Hasart Olaf, Perka Carsten, Lehnigk Rex, Tohtz Stephan
Centrum für Muskuloskeletale Chirurgie, Charité-Universitätsmedizin, Berlin, Germany.
Oper Orthop Traumatol. 2010 Jul;22(3):268-77. doi: 10.1007/s00064-010-8026-9.
Revision of cup and reconstruction of original center of rotation. High primary and secondary stability. Prevention of additional bone loss.
Osseous defects at the anterior-cranial, cranial and posterior-cranial rim of acetabulum. Larger cavitary, medial or oval defects (Paprosky IIb-IIIb). Segmental defects (anterior column up to half of host bone, posterior column up to one third of host bone).
Infection of total hip arthroplasty. Pelvic discontinuity (Paprosky IV).
Exposure of acetabulum and detection of defects. Complete removal of soft tissue from acetabulum, reaming of sclerotic bone, if necessary. Adaptation of trial augments to close an oval defect to a round defect and to reach an uncontained defect, respectively. Adaptation of trial cup. In case of sufficient stability, fixation of final augment with two or three screws in cranial bone stock. The screws should be directed to iliosacral joint.
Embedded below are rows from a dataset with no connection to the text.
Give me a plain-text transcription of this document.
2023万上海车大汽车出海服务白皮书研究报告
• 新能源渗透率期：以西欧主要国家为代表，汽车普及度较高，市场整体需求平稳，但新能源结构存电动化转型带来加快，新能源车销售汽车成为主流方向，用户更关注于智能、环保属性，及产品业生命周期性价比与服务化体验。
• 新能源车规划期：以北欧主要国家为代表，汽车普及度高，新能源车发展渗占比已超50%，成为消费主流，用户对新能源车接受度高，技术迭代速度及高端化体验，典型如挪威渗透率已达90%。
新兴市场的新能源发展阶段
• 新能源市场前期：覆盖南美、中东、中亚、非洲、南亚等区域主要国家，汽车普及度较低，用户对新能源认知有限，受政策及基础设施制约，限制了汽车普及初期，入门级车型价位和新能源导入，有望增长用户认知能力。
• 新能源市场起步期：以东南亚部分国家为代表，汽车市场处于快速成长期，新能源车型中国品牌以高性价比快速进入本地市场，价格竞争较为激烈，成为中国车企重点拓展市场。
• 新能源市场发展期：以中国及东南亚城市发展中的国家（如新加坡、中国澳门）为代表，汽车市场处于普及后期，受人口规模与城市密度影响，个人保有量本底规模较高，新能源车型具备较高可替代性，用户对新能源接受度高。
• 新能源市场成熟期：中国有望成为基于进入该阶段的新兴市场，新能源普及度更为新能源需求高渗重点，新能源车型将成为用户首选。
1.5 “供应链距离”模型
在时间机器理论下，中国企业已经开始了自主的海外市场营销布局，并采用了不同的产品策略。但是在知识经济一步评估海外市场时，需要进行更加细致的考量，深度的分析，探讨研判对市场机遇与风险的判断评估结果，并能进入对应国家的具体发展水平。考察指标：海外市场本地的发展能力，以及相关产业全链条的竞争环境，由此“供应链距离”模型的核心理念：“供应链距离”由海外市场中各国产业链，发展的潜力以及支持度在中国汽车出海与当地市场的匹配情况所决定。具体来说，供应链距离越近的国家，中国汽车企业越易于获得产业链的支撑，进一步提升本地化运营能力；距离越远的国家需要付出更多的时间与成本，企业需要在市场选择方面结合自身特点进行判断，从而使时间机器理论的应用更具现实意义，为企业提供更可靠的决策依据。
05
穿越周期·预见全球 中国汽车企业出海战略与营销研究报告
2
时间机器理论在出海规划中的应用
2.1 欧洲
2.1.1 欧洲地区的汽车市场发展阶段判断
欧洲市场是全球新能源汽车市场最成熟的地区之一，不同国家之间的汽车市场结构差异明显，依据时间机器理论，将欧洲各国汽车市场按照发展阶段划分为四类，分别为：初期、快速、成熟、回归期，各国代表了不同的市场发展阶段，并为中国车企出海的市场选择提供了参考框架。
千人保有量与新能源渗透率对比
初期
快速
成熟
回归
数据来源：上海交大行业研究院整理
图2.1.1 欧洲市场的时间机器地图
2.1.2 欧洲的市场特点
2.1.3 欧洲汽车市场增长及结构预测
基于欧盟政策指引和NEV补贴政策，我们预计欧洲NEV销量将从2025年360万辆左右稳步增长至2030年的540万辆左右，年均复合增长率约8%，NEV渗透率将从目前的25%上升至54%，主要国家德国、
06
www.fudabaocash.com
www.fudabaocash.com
Augmentation with allogenic bone chips is possible in the region of wedge and acetabulum as well. Sealing of rough augment surface with bone cement. Implantation of cup, fixation with screws. Application of insert.
Depending on bone defects, full weight bearing is possible. In cases of severe bone defects, reduction of weight bearing to 20 kg for 6 weeks is recommended. Postoperative physiotherapy is possible in most cases.
Between 2005 and 2007, 38 patients with acetabular defects type IIIa und IIIb according to Paprosky underwent reconstruction using the TMT system (Trabecular Metal Technology). After 25 months, a significant functional improvement was seen in all patients. The Merle d'Aubigné Score increased from 6 points preoperatively to 13 points postoperatively, the Harris Hip Score from 29 to 78 points. Two revisions were necessary because of loosening or migration of the cup.
髋臼杯翻修及重建原始旋转中心。实现高初次和二次稳定性。预防额外的骨质流失。
髋臼前壁、髋臼顶及后壁边缘的骨缺损。较大的空洞型、内侧型或椭圆形缺损(Paprosky IIb - IIIb级)。节段性缺损(前柱达宿主骨的一半,后柱达宿主骨的三分之一)。
全髋关节置换感染。骨盆连续性中断(Paprosky IV级)。
暴露髋臼并检测缺损。彻底清除髋臼内软组织,必要时对硬化骨进行扩髓。适配试验性增强装置,分别将椭圆形缺损闭合为圆形缺损并达到非包容性缺损。适配试验性髋臼杯。若稳定性足够,用两枚或三枚螺钉将最终增强装置固定于髋臼顶骨质。螺钉应指向髂骶关节。在楔形区及髋臼区域也可用同种异体骨屑进行增强。用骨水泥封闭粗糙的增强装置表面。植入髋臼杯,用螺钉固定。安装内衬。
根据骨缺损情况,可完全负重。对于严重骨缺损病例,建议6周内将负重减至20千克。多数情况下可行术后物理治疗。
2005年至2007年期间,38例根据Paprosky分级为IIIa和IIIb型髋臼缺损的患者采用小梁金属技术(TMT系统)进行了重建。25个月后,所有患者功能均有显著改善。Merle d'Aubigné评分从术前的6分提高至术后的13分,Harris髋关节评分从29分提高至78分。因髋臼杯松动或移位,有2例需要翻修。